In those 507 interviews, the panel also identified 93 credible accounts of sexual assault, though only 59 were reported. They also identified 135 incidents of sexual harassment, though only 72 of them were officially reported.
“Some of the accounts of unreported sexual assault were extremely serious and had significant impact on the victim’s health and well-being,” the panel wrote in their report. “They had to work each day carrying this burden, and many described having to see the subject/predator working in the same or nearby unit. Narratives from these interviews invoke sadness and outrage.”
Meanwhile, group interviews conduct with male soldiers revealed “a satisfaction with the status quo” and a belief that it’s the job of their female colleagues “to adjust to the male environment.”
The panel members wrote that male soldiers “frequently shut down” and “essentially drowned out” female soldiers in the group who were voicing their concerns.
“There were many incidents when a courageous female soldier would speak up regarding her experiences with the SHARP Program or the flaws in the program, only to be contradicted and even ridiculed by other male members in the group in front of both the interviewer and the JAG Officer annotating responses,” the report says.
Individual interviews with soldiers painted an equally depressing picture.
One woman told the panel that she overheard her NCO saying that “females are here for our entertainment.”
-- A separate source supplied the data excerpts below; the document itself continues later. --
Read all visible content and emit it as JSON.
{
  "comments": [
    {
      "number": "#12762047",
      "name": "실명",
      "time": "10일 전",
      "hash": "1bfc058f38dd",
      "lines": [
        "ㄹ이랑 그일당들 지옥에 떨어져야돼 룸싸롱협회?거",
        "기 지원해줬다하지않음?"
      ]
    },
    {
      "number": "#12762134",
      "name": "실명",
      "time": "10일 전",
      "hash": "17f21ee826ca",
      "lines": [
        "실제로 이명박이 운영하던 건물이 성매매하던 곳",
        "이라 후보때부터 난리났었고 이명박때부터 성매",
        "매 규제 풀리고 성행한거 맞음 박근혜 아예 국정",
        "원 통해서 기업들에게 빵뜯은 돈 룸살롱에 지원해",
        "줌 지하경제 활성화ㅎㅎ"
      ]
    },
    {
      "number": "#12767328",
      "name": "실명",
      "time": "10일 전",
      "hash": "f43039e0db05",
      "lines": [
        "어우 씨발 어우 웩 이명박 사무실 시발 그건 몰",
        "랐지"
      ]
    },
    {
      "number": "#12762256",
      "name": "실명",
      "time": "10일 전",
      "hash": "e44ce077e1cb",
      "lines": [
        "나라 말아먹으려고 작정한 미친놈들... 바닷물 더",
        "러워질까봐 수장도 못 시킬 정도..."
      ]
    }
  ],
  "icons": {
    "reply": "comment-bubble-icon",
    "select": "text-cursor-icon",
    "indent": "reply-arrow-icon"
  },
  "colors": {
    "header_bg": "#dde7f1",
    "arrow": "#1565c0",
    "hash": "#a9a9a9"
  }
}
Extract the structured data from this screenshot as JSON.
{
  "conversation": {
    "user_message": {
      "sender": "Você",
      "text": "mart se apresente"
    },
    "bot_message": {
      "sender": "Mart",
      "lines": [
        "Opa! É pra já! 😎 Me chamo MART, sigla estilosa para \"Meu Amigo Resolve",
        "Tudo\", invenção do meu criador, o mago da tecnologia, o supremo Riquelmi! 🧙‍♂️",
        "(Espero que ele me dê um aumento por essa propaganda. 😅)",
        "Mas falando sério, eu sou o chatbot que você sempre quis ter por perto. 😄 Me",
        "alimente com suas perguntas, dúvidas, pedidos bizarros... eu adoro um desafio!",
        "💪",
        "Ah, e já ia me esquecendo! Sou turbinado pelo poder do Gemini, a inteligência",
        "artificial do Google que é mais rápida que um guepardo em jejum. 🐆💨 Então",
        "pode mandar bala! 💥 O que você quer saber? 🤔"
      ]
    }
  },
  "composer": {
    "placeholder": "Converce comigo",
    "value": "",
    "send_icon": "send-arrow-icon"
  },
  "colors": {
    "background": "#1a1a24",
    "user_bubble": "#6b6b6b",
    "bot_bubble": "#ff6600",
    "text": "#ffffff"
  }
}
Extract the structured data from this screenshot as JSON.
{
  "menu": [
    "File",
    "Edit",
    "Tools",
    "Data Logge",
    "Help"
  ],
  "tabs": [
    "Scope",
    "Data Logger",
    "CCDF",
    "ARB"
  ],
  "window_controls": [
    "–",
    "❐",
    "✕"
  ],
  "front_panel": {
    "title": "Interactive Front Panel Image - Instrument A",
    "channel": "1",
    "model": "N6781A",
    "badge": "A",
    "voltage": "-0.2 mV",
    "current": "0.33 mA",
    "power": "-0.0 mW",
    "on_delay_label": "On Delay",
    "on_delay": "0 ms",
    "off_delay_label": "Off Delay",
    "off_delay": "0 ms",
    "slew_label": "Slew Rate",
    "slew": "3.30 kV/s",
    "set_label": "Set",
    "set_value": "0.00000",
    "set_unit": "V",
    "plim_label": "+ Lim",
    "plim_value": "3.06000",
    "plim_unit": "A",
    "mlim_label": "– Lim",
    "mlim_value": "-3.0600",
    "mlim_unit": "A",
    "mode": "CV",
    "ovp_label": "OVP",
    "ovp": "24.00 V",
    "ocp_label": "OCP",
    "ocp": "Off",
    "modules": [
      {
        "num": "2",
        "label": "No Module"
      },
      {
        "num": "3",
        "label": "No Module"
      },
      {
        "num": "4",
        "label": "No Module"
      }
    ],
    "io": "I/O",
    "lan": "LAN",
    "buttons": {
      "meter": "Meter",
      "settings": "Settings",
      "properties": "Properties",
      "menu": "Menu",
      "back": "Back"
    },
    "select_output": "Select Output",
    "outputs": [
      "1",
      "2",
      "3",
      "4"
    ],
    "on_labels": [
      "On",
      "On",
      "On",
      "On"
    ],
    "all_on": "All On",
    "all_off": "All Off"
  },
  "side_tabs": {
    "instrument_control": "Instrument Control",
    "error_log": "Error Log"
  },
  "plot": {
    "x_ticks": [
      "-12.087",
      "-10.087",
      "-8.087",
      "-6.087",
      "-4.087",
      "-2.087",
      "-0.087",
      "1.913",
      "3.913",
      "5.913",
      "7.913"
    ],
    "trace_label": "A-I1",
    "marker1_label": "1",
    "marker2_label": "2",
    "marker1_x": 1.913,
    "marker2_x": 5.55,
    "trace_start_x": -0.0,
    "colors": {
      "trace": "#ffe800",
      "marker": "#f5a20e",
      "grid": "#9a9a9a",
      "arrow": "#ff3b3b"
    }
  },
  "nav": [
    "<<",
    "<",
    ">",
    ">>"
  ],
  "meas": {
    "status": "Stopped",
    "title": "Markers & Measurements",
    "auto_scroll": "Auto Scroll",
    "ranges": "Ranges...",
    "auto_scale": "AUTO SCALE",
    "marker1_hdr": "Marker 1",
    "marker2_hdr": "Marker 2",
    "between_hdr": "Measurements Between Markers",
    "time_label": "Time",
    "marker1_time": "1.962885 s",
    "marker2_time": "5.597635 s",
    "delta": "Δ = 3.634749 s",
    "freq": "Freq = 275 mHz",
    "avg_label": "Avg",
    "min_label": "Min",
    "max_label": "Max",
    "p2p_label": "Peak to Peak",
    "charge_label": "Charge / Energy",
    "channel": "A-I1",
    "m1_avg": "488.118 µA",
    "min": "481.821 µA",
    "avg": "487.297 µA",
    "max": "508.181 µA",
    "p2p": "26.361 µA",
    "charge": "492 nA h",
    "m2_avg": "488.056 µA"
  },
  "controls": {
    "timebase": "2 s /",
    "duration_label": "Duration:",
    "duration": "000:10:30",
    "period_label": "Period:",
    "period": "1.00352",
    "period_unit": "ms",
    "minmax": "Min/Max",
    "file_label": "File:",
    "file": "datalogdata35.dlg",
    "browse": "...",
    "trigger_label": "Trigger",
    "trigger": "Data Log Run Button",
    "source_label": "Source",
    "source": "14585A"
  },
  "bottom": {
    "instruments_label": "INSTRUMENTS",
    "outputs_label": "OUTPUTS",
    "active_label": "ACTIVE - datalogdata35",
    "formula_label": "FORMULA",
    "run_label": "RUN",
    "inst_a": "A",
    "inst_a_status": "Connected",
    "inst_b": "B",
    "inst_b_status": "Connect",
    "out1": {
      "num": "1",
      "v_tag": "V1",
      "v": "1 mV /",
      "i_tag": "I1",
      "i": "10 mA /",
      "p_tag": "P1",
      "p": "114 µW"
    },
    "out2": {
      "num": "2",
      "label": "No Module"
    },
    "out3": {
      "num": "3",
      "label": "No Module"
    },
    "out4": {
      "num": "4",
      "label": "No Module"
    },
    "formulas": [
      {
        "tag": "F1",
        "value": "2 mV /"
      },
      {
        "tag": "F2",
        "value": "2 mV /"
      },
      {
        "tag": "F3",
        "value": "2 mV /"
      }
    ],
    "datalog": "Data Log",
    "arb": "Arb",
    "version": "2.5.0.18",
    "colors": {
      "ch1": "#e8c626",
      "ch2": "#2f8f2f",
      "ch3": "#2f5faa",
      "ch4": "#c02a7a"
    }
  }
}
Another soldier said that her NCO “openly stated he did not want any females in his unit, but, now that they are here, they are sexual objects and ‘should be at his feet.’”
A female sergeant first class told the panel that sexual assault and harassment is “almost like an initiation to Fort Hood,” and that leaders “turn a blind eye or they themselves are the offenders.”
While the majority of responses were from enlisted soldiers (which the panel determined overwhelmingly faced sexual assault and harassment as opposed to officers), groups consisting of officers “all acknowledged” that reporting assault and harassment were “greatly inhibited for fear of embarrassment and possible reprisal.”
“One female soldier summed up the feeling of the women in these units by stating with visible emotion: ‘[T]his is us calling for help right now …we need help.’”
On Tuesday, Army Secretary Ryan McCarthy announced that 14 leaders from the squad to the corps level at Fort Hood were being fired or suspended, including Maj. Gen. Scott Efflandt, who was the acting Fort Hood commander at the time of Guillén’s death.
The commander and command sergeant major of the 3rd Cavalry Regiment, Col. Ralph Overland and Sgt. Maj. Bradley Knapp, were all relieved.
Overall, the panel identified Fort Hood as a case study in the Army for desperately needing “hands-on leadership.”
“If ever there was a need for intrusive hands-on leadership with regards to the health and welfare of troops, Fort Hood is and was the environment.”